The dark, generalised background is a departure from the highly detailed backgrounds of earlier works such as Ophelia, as is the emphatic chiaroscuro. However, the portrayal of tense relationships disrupted by historical dramas was a continuation of the theme of A Huguenot and The Proscribed Royalist, 1651.

While working on the painting, Millais began to develop a friendship with Effie, the wife of his principal supporter, the critic John Ruskin. A study for the painting has a drawing of her head on one side and an image of a man kneeling in supplication to a woman on the other, labelled "accepted."

==Ownership==
The painting was bought in 1853 by Joseph Arden, a lawyer, for £400. Arden went on to collect further paintings by Millais: Waiting (painted 1854) and The Rescue (painted 1855).
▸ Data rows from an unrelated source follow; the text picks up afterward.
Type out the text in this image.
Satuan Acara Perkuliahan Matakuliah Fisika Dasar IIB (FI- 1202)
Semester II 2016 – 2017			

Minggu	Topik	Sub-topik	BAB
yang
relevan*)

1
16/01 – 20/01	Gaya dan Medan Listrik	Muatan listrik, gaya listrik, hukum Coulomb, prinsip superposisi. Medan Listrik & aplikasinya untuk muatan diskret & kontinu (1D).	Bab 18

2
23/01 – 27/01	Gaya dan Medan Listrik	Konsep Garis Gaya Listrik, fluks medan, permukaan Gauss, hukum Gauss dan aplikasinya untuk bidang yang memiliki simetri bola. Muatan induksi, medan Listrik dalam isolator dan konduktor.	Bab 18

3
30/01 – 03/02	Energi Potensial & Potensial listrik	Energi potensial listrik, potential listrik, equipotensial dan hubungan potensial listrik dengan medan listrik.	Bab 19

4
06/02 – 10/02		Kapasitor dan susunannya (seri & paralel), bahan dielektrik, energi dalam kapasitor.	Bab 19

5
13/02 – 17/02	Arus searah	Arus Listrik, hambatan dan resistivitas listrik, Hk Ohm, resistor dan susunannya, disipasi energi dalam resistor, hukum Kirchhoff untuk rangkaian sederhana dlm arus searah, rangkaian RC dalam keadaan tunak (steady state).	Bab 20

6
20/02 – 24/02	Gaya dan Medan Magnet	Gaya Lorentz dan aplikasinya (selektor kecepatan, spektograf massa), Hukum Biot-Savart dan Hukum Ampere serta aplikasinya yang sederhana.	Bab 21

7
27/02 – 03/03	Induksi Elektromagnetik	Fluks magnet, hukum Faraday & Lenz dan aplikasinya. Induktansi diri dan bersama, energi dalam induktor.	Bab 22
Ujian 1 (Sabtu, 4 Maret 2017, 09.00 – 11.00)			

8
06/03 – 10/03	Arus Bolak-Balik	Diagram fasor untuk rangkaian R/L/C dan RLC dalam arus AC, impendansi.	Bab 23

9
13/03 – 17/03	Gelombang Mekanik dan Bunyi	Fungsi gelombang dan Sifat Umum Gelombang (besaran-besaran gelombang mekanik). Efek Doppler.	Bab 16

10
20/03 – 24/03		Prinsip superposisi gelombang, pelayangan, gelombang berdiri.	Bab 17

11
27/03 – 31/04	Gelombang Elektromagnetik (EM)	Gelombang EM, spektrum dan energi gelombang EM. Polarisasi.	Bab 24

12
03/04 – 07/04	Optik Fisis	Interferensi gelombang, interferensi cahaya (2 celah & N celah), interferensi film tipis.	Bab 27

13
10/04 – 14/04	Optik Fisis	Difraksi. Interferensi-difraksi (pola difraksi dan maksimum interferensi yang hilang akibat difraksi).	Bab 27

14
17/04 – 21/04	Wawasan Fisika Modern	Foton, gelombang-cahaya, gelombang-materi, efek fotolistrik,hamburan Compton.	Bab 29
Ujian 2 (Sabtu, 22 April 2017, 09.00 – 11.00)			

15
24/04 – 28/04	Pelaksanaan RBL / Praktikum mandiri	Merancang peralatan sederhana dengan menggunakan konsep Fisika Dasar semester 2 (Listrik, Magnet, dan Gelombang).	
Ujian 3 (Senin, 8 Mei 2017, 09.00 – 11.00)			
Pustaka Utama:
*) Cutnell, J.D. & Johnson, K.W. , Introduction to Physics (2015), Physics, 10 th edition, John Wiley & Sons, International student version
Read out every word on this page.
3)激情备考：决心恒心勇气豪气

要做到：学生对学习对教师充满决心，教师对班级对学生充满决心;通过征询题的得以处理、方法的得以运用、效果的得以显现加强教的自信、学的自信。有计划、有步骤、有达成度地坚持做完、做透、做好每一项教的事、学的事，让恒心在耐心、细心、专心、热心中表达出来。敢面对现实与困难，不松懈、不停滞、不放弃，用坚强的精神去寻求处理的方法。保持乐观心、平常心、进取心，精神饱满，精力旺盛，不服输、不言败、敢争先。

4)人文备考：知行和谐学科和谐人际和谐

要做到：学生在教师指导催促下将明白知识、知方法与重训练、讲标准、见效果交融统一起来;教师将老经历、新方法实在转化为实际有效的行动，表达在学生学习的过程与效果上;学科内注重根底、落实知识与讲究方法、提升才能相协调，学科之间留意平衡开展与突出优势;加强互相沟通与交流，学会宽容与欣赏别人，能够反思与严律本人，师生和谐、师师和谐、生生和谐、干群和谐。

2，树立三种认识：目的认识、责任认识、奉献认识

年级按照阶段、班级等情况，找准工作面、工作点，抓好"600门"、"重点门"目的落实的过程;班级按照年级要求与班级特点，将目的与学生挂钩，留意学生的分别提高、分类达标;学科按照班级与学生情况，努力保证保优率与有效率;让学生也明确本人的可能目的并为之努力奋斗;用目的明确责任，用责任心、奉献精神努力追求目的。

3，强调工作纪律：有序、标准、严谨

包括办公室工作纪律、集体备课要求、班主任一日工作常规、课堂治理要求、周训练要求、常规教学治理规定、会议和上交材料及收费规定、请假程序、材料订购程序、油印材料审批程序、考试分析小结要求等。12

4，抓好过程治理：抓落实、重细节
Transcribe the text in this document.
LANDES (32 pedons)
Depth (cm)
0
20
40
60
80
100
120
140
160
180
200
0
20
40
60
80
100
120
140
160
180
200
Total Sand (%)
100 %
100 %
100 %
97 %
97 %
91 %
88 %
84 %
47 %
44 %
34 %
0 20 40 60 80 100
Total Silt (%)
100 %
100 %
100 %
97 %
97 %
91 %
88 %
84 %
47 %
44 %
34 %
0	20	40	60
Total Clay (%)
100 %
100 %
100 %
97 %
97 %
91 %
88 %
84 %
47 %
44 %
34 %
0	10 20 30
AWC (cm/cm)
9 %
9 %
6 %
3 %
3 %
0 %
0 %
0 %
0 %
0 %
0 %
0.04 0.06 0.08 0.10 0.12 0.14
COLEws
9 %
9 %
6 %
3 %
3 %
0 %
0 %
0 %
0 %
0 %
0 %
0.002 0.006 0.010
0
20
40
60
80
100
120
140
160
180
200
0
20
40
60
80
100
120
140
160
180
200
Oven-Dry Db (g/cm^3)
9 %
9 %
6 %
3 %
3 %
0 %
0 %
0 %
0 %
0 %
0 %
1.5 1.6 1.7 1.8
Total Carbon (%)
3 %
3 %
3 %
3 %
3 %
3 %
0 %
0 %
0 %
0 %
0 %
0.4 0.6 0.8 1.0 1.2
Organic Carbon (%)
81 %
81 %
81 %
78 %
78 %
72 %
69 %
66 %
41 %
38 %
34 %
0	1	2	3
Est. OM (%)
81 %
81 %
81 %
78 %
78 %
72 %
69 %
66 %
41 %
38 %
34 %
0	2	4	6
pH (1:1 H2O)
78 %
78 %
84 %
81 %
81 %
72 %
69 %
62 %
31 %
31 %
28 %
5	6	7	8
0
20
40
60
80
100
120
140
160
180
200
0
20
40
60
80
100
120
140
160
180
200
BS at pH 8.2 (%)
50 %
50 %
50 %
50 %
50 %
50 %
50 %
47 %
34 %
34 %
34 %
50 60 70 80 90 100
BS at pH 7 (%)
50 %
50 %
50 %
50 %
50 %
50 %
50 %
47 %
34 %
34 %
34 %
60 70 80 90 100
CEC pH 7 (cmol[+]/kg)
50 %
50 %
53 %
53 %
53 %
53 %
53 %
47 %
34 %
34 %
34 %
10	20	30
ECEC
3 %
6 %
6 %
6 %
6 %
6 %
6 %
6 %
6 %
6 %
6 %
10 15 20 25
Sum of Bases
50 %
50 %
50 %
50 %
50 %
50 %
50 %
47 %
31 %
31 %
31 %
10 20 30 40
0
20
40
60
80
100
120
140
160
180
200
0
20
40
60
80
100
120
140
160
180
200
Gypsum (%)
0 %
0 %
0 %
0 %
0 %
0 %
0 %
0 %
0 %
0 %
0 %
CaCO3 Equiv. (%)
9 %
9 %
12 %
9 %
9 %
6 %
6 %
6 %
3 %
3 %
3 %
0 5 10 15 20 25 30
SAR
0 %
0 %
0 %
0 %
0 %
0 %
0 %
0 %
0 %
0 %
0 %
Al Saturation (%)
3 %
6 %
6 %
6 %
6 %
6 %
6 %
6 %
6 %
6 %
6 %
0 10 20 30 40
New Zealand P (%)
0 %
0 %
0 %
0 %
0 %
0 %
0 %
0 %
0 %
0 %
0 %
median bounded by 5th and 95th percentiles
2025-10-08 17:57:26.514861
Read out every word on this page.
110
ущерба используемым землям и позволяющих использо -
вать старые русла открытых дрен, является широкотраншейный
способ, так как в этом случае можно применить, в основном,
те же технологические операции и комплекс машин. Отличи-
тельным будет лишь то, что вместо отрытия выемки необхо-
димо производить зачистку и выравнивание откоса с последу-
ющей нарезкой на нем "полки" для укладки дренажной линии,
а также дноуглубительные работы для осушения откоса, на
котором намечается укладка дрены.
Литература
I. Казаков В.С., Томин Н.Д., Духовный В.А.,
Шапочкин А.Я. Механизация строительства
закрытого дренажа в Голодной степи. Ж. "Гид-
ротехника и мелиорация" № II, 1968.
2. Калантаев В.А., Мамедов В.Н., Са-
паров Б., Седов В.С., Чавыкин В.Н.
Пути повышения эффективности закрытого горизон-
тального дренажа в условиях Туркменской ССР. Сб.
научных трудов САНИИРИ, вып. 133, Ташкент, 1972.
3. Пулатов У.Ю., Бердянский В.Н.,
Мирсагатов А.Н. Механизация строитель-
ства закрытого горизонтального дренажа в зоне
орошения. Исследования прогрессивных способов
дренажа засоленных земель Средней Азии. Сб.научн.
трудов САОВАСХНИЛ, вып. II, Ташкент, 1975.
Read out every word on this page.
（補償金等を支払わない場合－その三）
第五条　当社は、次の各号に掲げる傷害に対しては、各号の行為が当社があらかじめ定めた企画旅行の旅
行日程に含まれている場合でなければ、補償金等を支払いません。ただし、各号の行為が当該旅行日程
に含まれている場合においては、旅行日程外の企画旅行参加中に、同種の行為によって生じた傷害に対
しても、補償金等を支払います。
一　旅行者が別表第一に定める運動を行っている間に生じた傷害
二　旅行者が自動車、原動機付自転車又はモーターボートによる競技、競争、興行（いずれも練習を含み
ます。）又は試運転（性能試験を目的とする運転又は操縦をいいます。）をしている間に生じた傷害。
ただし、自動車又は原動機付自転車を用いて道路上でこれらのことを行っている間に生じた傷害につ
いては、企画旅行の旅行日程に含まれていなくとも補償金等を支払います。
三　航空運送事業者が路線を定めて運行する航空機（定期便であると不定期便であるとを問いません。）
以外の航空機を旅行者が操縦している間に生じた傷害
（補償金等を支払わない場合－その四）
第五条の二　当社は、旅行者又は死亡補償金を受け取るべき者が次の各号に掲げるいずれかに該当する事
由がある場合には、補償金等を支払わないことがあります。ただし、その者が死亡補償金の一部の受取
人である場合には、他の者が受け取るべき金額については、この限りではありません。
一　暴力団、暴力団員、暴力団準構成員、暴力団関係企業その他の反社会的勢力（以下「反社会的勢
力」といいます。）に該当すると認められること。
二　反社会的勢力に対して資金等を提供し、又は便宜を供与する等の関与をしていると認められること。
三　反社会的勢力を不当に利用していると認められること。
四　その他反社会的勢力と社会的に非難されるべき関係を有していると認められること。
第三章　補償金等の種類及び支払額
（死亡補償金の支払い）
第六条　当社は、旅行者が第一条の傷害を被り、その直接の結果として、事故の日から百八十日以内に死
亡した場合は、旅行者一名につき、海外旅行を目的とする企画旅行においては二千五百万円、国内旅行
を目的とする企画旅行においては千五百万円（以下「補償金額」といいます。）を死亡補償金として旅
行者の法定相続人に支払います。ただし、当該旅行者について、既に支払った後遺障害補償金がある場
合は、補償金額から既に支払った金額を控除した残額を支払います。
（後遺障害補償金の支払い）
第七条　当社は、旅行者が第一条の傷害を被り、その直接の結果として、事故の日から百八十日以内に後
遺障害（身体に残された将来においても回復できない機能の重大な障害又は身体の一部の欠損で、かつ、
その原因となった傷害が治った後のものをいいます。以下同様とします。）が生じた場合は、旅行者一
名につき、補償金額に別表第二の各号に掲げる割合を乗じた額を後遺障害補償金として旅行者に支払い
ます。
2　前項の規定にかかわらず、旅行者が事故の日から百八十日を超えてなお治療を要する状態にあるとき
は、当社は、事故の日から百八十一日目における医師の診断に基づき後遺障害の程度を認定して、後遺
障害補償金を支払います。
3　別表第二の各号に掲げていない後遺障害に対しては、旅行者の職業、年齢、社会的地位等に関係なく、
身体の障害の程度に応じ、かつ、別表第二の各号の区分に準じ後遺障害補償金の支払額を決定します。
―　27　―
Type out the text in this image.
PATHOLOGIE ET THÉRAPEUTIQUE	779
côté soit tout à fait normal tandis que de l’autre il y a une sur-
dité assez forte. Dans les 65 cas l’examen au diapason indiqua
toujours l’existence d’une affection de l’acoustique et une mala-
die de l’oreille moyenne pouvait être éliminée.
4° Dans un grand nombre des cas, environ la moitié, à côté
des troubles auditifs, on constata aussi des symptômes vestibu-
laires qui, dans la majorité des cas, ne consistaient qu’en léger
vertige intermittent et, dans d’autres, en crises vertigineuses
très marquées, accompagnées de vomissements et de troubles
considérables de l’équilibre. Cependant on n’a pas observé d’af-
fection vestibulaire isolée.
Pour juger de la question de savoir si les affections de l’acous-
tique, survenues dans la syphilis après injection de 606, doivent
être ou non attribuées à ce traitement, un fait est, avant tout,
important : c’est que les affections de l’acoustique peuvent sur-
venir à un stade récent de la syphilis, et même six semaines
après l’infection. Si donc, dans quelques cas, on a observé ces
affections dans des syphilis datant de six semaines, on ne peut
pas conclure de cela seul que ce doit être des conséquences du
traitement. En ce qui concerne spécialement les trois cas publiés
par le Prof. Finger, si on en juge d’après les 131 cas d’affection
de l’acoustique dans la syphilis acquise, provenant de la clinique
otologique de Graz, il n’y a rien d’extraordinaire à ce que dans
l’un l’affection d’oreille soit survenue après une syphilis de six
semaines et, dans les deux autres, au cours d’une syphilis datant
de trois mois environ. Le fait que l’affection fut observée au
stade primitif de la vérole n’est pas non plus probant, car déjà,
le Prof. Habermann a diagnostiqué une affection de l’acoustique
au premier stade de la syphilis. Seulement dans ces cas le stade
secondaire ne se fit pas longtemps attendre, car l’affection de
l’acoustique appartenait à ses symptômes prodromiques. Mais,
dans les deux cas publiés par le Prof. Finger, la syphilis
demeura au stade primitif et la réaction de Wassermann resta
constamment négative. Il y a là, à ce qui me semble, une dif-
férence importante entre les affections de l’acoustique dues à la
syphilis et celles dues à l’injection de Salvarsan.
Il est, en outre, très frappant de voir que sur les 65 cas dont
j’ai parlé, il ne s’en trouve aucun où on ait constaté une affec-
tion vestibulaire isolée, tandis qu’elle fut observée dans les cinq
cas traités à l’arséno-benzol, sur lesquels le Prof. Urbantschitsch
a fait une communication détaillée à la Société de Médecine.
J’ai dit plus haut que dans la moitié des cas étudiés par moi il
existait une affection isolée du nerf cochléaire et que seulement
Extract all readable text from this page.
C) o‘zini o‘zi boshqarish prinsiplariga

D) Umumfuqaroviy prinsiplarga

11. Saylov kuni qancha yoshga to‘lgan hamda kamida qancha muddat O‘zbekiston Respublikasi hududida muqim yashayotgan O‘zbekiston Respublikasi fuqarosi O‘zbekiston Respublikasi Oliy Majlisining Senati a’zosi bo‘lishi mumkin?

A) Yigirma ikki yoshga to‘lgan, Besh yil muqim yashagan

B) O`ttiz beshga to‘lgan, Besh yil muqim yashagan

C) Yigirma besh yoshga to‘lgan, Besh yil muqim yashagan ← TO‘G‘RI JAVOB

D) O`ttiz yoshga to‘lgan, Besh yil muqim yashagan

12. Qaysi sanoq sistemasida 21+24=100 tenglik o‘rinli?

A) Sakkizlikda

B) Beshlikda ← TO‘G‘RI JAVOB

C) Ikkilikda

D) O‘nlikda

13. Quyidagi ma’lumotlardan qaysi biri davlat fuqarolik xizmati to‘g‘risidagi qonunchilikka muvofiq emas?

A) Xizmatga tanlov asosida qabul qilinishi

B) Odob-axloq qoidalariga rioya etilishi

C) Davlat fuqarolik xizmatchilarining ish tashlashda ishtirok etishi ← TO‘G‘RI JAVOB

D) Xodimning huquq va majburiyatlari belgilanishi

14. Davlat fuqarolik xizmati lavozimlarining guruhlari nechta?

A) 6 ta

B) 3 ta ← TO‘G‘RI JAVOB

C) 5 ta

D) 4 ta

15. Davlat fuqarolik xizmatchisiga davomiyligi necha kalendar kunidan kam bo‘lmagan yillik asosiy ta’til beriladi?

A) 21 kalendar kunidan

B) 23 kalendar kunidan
The latter is a pendant (companion piece) to The Order of Release.

The picture featured at both the Royal Academy Exhibition of 1853 at the National Gallery and at the Salon of 1855 in Paris, part of the Exposition Universelle. It was presented to the Tate Gallery in 1898 by Sir Henry Tate.

==In popular culture==
The title of the painting was adopted for the 1947 book The Order of Release by William Milbourne James about the love triangle, and also of a radio play about it broadcast in 1998. The painting of the picture is dramatised onstage in the play Mrs Ruskin (2003) by Kim Morrissey, and in the TV series Desperate Romantics (2009).